How to fit your new (heated) screens:-The job is best done flat on the kitchen table.
You need to check and make sure there are no raised bits or globs of galvanising that can press on a point on the glass.
Grind them flat. This will help stop the glass cracking if it's under strain from the alloy retaining strips.
I use a few of those foam packers/spacer that come with the screens to distance the glass off the bottom of the frame.
Or, you can use a few short strips of ¼" x ¼" balsa wood.
The spacers keep the glass from moving down under its own weight.
Each screen has a "common" bus top and bottom.
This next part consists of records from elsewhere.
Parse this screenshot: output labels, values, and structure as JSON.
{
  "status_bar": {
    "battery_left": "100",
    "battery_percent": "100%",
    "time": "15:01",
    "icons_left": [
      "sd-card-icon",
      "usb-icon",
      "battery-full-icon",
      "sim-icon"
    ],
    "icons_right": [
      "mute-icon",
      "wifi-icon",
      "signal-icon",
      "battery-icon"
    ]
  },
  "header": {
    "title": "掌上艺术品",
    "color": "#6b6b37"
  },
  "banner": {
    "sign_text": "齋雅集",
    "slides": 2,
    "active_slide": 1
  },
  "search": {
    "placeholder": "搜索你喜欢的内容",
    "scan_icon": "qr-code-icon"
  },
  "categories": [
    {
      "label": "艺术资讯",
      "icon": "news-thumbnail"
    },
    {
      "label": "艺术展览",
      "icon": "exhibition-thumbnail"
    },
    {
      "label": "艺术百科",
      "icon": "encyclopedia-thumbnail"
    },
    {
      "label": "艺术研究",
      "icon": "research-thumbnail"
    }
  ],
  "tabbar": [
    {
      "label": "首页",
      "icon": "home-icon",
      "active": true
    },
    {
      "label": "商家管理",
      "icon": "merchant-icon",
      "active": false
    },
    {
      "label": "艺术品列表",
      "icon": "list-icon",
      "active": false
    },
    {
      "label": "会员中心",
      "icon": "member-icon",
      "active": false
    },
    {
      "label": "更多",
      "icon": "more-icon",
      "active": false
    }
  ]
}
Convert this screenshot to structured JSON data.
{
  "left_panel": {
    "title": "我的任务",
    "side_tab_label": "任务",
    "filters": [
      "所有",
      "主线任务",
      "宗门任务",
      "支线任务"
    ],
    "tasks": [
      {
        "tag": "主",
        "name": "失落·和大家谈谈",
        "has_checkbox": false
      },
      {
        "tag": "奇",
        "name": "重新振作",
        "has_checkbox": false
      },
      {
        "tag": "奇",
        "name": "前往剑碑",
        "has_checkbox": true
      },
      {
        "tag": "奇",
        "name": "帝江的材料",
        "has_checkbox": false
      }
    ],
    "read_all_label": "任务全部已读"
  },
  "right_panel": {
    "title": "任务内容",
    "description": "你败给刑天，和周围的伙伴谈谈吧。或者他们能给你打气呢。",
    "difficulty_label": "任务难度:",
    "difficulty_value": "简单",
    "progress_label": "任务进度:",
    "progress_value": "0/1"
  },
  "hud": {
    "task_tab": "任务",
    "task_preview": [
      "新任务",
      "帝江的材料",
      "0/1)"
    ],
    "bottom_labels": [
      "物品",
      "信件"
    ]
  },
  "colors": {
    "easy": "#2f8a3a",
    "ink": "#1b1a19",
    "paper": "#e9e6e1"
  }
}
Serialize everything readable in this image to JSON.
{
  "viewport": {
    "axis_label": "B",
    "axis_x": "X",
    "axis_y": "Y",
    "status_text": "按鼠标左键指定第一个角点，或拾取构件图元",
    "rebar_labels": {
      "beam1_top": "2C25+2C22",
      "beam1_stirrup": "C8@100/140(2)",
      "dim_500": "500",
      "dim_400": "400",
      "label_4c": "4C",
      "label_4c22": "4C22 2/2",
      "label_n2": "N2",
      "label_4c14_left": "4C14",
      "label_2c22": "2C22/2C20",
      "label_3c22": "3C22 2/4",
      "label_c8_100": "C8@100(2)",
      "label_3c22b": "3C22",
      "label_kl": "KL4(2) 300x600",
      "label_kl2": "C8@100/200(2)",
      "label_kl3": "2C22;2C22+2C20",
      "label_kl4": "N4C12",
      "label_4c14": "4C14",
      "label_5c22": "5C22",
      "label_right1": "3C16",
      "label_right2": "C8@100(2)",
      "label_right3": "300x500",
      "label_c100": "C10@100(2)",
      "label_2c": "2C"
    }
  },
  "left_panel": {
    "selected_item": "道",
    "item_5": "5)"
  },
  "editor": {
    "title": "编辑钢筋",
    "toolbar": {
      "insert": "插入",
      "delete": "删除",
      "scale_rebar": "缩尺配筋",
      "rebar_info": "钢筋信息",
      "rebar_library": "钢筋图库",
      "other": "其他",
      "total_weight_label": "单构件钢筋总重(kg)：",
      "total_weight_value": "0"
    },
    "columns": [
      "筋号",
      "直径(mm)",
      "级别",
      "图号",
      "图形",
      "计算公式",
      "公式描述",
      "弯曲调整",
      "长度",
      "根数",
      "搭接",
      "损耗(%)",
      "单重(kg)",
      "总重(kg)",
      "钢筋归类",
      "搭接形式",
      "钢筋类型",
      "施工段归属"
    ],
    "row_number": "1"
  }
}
Depending on your preference you can jiggle/position the screen so the silver foil bus is even top to bottom, or more to the top, or more to the bottom.
(Not sure if I've explained this very well. When you test fit the screens you'll see what I mean.)Back in the day we used DumDum - sadly no longer with us, but the odd tin does turn up on eBay - this stuff lasts for years
I think nowadays you can use a silicon mastic (
Silkaflex EBT) as used for gutters etc. It sets but still has a little give.
On the alloy retainers you should use the Land Rover rubber glazing strip (pn: 330914), it helps spread the load.
Screw the strips down evenly and don't gorilla tighten them down.
Keep the screen flat for a couple of days to let the sealant harden off properly before fitting the screen.
Use a model craft knife/razor blade to trim away any excess sealant that has oozed out of the from - particularly on the outside face of the screen.
Use a good glass cleaner - Windolene
to clean off any finger prints and use RainX treatment on the outside face of the screen to repel rainwater.
I've fitted 3 sets of screens like this and had no problems so far - touch wood.
Each screen draws about 8.5 amps.
I solder an earthing ring tag to the wire tail that exits the glass to the outside of the vehicle.
Here's one I did earlier:-
The 2 centre screen wire tails can be lead centrally down the back of the dash and it then depends if you are wiring/switching them separately or jointly and/or using Robin's timer relay system.